Einde inhoudsopgave
Regeling geluidwerende voorzieningen 1997
Artikel 3
Geldend
Geldend vanaf 01-01-2024
- Bronpublicatie:
19-03-2021, Stcrt. 2021, 15868 (uitgifte: 26-03-2021, kamerstukken/regelingnummer: -)
- Inwerkingtreding
01-01-2024
- Bronpublicatie inwerkingtreding:
19-04-2023, Stcrt. 2023, 11246 (uitgifte: 19-04-2023, kamerstukken/regelingnummer: -)

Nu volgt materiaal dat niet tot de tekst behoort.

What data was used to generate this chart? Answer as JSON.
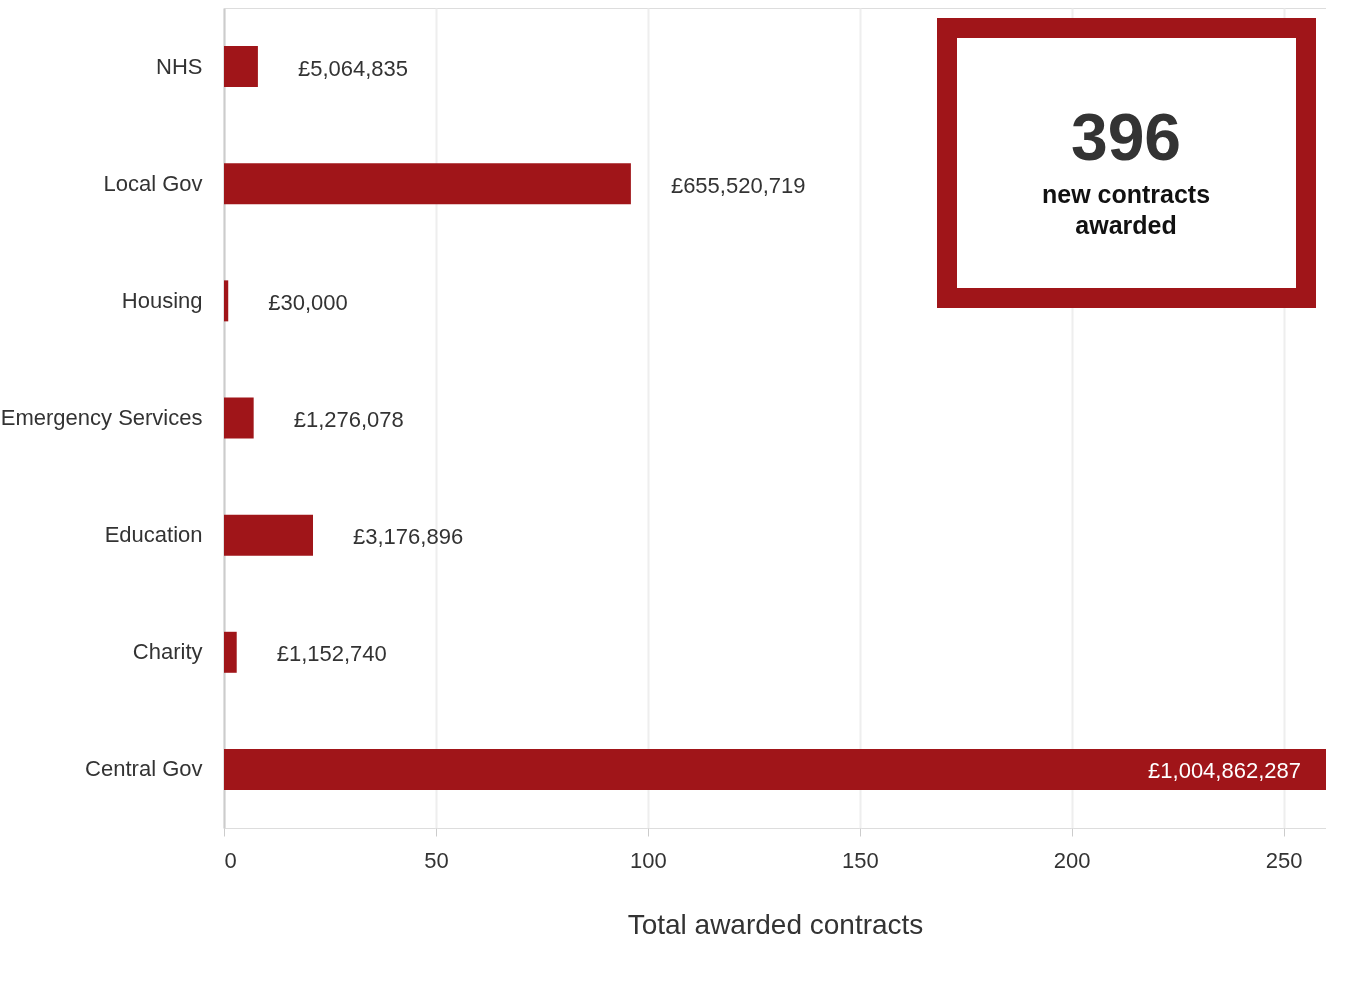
{
  "chart_data": {
    "type": "bar",
    "orientation": "horizontal",
    "xlabel": "Total awarded contracts",
    "categories": [
      "NHS",
      "Local Gov",
      "Housing",
      "Emergency Services",
      "Education",
      "Charity",
      "Central Gov"
    ],
    "values": [
      8,
      96,
      1,
      7,
      21,
      3,
      260
    ],
    "color": "#a01519",
    "xlim": [
      0,
      260
    ],
    "xticks": [
      0,
      50,
      100,
      150,
      200,
      250
    ],
    "grid": "x",
    "annotations": [
      "£5,064,835",
      "£655,520,719",
      "£30,000",
      "£1,276,078",
      "£3,176,896",
      "£1,152,740",
      "£1,004,862,287",
      "396",
      "new contracts awarded"
    ]
  }
}
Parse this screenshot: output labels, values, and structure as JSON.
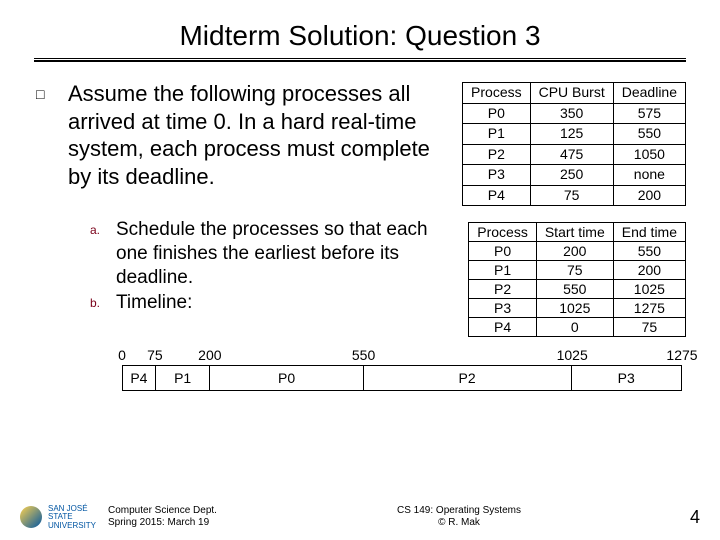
{
  "title": "Midterm Solution: Question 3",
  "main_bullet_symbol": "□",
  "main_text_part1": "Assume the following processes all arrived at time 0. In a hard real-time system, each",
  "main_text_full": "Assume the following processes all arrived at time 0. In a hard real-time system, each process must complete by its deadline.",
  "table1": {
    "headers": [
      "Process",
      "CPU Burst",
      "Deadline"
    ],
    "rows": [
      [
        "P0",
        "350",
        "575"
      ],
      [
        "P1",
        "125",
        "550"
      ],
      [
        "P2",
        "475",
        "1050"
      ],
      [
        "P3",
        "250",
        "none"
      ],
      [
        "P4",
        "75",
        "200"
      ]
    ],
    "border_color": "#000000",
    "font_size": 14
  },
  "sub_a": {
    "letter": "a.",
    "text": "Schedule the processes so that each one finishes the earliest before its deadline."
  },
  "sub_b": {
    "letter": "b.",
    "text": "Timeline:"
  },
  "letter_color": "#7a0019",
  "table2": {
    "headers": [
      "Process",
      "Start time",
      "End time"
    ],
    "rows": [
      [
        "P0",
        "200",
        "550"
      ],
      [
        "P1",
        "75",
        "200"
      ],
      [
        "P2",
        "550",
        "1025"
      ],
      [
        "P3",
        "1025",
        "1275"
      ],
      [
        "P4",
        "0",
        "75"
      ]
    ],
    "border_color": "#000000",
    "font_size": 14
  },
  "timeline": {
    "ticks": [
      {
        "label": "0",
        "pos": 0.0
      },
      {
        "label": "75",
        "pos": 0.0588
      },
      {
        "label": "200",
        "pos": 0.1569
      },
      {
        "label": "550",
        "pos": 0.4314
      },
      {
        "label": "1025",
        "pos": 0.8039
      },
      {
        "label": "1275",
        "pos": 1.0
      }
    ],
    "segments": [
      {
        "label": "P4",
        "width_pct": 5.88
      },
      {
        "label": "P1",
        "width_pct": 9.8
      },
      {
        "label": "P0",
        "width_pct": 27.45
      },
      {
        "label": "P2",
        "width_pct": 37.26
      },
      {
        "label": "P3",
        "width_pct": 19.61
      }
    ],
    "bar_border": "#000000",
    "font_size": 14
  },
  "footer": {
    "uni": "SAN JOSÉ STATE UNIVERSITY",
    "left1": "Computer Science Dept.",
    "left2": "Spring 2015: March 19",
    "center1": "CS 149: Operating Systems",
    "center2": "© R. Mak",
    "page": "4"
  }
}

- Overige regelgevende instantie(s)
Ministerie van Defensie
- Vakgebied(en)
Vervoersrecht / Luchtvervoer
Geluidwerende voorzieningen worden niet aangebracht aan de in artikel 2, eerste lid, bedoelde woningen, wanneer ten tijde van de bekendmaking van het isolatieprogramma, bedoeld in artikel 12, eerste lid:
- a.
vast staat dat de geluidsgevoelige ruimten van de betreffende woningen reeds voldoen aan artikel 19, dan wel aan overeenkomstige eisen hadden moeten voldoen op grond van de geluidweringsvoorschriften ingevolge de Woningwet 1962 of de Woningwet;
- b.
vaststaat dat zij onteigend maar nog bewoond zijn, dan wel de verwachting bestaat dat zij binnen vijf jaar na de bekendmaking van het isolatieprogramma zullen worden of zijn onteigend of dat de bewoning om andere redenen binnen die termijn zal worden gestaakt;
- c.
vast staat dat zij onbewoonbaar zijn verklaard, dan wel een procedure tot onbewoonbaarverklaring, bedoeld in hoofdstuk III, afdeling 3, van de Woningwet, aanhangig is gemaakt;
- d.
vervallen;
- e.
vast staat dat zij niet voor permanente bewoning geschikt of bedoeld zijn of daar niet voor worden gebruikt;
- f.
vast staat dat zij behoren tot de categorieën woonschepen of woonwagens;
- g.
de verwachting bestaat dat zij binnen twee jaar na bekendmaking van het isolatieprogramma of na bekendmaking van een deelproject, door het wijzigen of het vervallen van de geluidscontour Rotterdam of van de geluidscontour Lelystad, niet meer binnen de geluidscontour die behoort bij de waarde van 40 Ke, als bedoeld in bijlage 3 respectievelijk bijlage 4, aanwezig zullen zijn.
- h.
vaststaat dat aan de desbetreffende woningen met toepassing van deze regeling reeds van rijkswege geluidwerende voorzieningen zijn aangebracht, en de waarde van de geluidwering van de uitwendige scheidingsconstructie ter bescherming van de geluidsgevoelige ruimte, bepaald volgens bijlage 2 bij deze regeling zoals die gold op het moment waarop bedoelde geluidwerende voorzieningen werden aangebracht, 3 dB(A) of minder lager is dan de in artikel 19, eerste lid, bedoelde waarde;
- i.
vaststaat dat de desbetreffende woningen reeds in beschouwing voor toepassing van deze regeling zijn genomen en op grond van de volgende situaties besloten is om niet over te gaan tot het van rijkswege aanbrengen van geluidwerende voorzieningen:
- 1°
er was sprake van constructieve gebreken of achterstallig onderhoud als bedoeld in artikel 6, derde lid, en
- 2°
de waarde van de geluidwering van de uitwendige scheidingsconstructie, bedoeld in artikel 19, eerste lid, is minder dan 5 dB(A) lager dan de waarde van de geluidwering van de uitwendige scheidingsconstructie op het moment waarop de woning eerder in beschouwing is genomen.